When I first heard Death Of A Dead Day, I hated it. At the time, I wanted nothing more than to listen to Reuben’s Racecar Is Racecar Backwards, Biffy Clyro’s The Vertigo of Bliss, and (of course) The Trees Are Dead And Dried Out… on endless repeat; anything outside that rough-around-the-edges three-album bubble might as well have not existed. Death Of A Dead Day, however, was something else entirely – hyper-prog complex, yes, but also describable using words that were deeply offensive to my narrow-minded-muso sensibilities. Words like slick, polished, and clean. I hated those words so passionately that it’s a wonder I managed to shower consistently. But needless to say, I eventually changed my tune.

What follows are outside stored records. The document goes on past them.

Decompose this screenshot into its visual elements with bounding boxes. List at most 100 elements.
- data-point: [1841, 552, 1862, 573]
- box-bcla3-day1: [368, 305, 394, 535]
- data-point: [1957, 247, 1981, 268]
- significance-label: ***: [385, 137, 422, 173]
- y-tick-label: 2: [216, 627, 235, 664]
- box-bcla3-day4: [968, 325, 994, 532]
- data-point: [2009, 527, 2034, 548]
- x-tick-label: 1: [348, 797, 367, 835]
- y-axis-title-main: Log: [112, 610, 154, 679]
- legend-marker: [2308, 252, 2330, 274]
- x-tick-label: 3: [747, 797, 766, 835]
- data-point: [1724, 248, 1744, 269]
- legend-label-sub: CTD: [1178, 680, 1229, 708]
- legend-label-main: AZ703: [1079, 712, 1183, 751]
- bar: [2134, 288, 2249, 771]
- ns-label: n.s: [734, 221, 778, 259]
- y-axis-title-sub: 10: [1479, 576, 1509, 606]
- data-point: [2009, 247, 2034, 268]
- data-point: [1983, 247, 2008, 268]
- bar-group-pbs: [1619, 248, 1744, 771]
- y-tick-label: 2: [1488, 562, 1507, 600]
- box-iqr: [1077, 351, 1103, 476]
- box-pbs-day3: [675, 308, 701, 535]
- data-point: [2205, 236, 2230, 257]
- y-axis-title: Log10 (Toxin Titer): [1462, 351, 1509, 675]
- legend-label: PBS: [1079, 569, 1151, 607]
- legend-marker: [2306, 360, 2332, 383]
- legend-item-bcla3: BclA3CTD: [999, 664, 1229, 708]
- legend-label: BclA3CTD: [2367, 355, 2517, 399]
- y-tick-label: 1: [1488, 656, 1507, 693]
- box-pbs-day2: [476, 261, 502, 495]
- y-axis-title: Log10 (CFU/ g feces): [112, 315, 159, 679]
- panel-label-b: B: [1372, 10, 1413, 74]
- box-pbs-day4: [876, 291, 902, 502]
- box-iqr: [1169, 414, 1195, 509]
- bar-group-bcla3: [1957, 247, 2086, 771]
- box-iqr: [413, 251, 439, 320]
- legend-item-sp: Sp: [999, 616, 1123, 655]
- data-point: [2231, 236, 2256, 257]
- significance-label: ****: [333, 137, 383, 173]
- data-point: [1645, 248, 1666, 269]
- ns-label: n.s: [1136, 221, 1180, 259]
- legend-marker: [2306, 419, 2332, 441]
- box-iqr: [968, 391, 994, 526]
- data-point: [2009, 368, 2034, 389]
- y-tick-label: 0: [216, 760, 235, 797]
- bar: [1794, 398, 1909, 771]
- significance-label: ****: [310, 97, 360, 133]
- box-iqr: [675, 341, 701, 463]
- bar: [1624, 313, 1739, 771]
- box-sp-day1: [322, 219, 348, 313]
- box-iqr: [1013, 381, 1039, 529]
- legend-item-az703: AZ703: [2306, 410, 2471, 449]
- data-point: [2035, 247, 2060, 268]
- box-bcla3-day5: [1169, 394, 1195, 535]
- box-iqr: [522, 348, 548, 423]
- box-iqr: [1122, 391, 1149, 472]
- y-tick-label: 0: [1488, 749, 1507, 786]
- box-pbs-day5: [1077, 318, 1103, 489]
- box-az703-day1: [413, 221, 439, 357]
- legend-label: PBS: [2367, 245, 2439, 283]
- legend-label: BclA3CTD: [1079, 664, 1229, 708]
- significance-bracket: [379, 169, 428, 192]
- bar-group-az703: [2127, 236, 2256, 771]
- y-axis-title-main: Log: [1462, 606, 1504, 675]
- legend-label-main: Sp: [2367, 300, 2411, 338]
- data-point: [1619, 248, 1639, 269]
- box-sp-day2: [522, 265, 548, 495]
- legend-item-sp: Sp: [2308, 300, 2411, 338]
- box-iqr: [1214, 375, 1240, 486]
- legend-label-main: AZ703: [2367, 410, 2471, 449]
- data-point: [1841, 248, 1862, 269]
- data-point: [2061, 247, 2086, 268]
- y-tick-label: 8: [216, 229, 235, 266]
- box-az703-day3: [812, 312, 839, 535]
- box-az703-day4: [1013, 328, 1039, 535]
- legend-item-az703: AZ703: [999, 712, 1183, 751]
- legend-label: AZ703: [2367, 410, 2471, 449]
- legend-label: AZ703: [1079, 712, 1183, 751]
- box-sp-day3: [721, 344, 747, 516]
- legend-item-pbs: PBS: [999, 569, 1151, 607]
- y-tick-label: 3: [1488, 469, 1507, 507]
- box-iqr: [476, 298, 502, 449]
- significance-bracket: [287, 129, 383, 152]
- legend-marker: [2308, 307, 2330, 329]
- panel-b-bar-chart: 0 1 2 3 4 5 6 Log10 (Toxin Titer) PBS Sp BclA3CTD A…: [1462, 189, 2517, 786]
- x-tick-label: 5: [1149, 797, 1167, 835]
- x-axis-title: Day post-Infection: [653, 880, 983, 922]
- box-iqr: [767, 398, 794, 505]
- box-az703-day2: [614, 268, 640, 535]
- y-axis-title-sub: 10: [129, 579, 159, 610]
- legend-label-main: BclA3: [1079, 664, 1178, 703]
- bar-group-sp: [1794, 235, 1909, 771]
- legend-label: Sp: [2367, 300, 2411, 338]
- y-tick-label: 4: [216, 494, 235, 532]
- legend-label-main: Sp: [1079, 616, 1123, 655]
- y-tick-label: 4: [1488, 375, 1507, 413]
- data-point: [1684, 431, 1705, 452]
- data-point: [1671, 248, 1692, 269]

Today, listening to this album is a far less torturous experience than I remember it being before I grew up and opened my ears. From start to finish, I fucking love it. From Bland Street Bloom‘s beatdown to the cymbal work in Way Beyond The Fond Old River; Summer Rain‘s slap bass frenzy; the opening second of Sanguine Seas Of Bigotry; all five minutes and fifteen seconds of Part Of The Friction; the radio-friendly hooks of Where Do We Fall; Another Sinking Ship‘s shower-scene stabs and As The Earth Spins Round‘s very first chord, Death Of A Dead Day is literally littered with masterful parts assembled with virtuosic precision.
As stunning as Death Of A Dead Day is, it’s not just a great album to listen to and get lost within; it’s also a key album listed as a core influence and inspiration by many of today’s most intensely talented young bands, from Periphery to Dorje. The next time you listen to your favourite modern metal band, see if you can’t spot a nod or two in SikTh’s direction. With the Watford six-piece assembling minus Justin Hill, the founding vocalist replaced by Aliases’ Joe Rosser, to work on the long-awaited full-length follow-up to Death Of A Dead Day, there’s never been a better time to get to grips with Sikth’s back catalogue than right now.